Robert B. ReichAs the banking system collapses, politicians and journalists are ignoring one of the main causes of the crisis: massive inequality.
With the collapse of the banking system, politicians and journalists are looking back at all the warning signs they missed: the sudden popularity of sub-prime loans, the rise of securitized debt instruments, the abject failure of credit-rating agencies. But perhaps instead of proximate causes, we should have paid attention to a much more basic red flag: inequality.
The specific financial machinations that lead to collapse are always different, but inequality at the levels America reached in 2006 (the last year for which we have data) is a reliable sign of danger. The richest 1 percent of Americans last year took home 23 percent of total national income.

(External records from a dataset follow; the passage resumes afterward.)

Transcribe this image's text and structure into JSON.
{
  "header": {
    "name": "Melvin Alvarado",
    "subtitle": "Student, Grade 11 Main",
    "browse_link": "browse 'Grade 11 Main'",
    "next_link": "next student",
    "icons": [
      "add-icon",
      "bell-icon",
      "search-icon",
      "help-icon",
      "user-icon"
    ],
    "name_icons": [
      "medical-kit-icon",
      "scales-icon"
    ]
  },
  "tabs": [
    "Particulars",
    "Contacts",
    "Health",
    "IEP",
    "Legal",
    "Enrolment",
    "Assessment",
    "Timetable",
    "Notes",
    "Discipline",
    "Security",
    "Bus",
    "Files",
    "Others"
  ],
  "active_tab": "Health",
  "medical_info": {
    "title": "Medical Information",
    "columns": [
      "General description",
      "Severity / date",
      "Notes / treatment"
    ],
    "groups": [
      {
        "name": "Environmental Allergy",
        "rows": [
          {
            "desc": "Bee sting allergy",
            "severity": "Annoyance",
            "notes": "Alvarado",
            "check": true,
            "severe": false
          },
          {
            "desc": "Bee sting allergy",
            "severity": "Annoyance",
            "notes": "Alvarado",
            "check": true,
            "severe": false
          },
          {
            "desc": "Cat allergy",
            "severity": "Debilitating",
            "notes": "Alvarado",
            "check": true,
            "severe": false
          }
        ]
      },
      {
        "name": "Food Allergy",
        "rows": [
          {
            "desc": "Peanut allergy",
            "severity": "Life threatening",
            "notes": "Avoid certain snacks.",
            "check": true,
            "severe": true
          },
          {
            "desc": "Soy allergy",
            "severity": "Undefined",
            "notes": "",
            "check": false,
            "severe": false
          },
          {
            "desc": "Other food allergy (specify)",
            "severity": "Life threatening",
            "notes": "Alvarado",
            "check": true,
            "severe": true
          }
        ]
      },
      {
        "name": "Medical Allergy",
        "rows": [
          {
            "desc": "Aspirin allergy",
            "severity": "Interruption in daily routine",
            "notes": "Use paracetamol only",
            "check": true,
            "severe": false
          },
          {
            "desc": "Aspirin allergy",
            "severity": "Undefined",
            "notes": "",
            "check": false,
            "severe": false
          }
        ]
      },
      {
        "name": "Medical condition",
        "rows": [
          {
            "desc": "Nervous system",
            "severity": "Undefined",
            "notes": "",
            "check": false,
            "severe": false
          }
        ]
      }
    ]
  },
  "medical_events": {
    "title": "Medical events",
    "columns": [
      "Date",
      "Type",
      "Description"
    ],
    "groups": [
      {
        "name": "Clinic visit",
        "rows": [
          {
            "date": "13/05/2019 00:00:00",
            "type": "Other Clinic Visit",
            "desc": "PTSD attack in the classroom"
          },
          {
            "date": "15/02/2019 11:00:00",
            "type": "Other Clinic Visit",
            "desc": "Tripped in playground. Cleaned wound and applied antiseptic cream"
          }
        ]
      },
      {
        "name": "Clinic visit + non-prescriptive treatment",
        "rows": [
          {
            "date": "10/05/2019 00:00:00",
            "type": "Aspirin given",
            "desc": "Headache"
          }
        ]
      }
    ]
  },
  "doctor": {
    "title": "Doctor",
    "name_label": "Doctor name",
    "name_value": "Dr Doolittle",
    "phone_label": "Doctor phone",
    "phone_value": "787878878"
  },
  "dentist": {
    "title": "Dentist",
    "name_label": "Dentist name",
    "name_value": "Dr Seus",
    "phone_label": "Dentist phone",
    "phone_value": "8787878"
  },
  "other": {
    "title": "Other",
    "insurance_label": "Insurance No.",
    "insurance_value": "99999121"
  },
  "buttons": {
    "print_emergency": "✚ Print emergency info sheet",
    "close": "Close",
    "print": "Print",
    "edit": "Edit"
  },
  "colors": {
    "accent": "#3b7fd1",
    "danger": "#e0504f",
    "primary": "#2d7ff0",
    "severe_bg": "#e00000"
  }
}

Back in 1980, the richest 1 percent took home 8 percent of total income. The last time the top 1 percent took home more than 20 percent of total income was in 1928, just before the Great Crash.
I'm not predicting another Depression, but the parallels between what's happening now and what happened 80 years ago are striking. In the 1920s, wealth and income began concentrating at the top for a number of reasons: a huge consolidation of industry that richly rewarded certain investors and executives; the emergence of Wall Street as a driving force in the economy as the nation shifted toward debt financing, generating large gains for financiers; and increasing globalization, putting large sums of money into the hands of those commanding the heights of international commerce.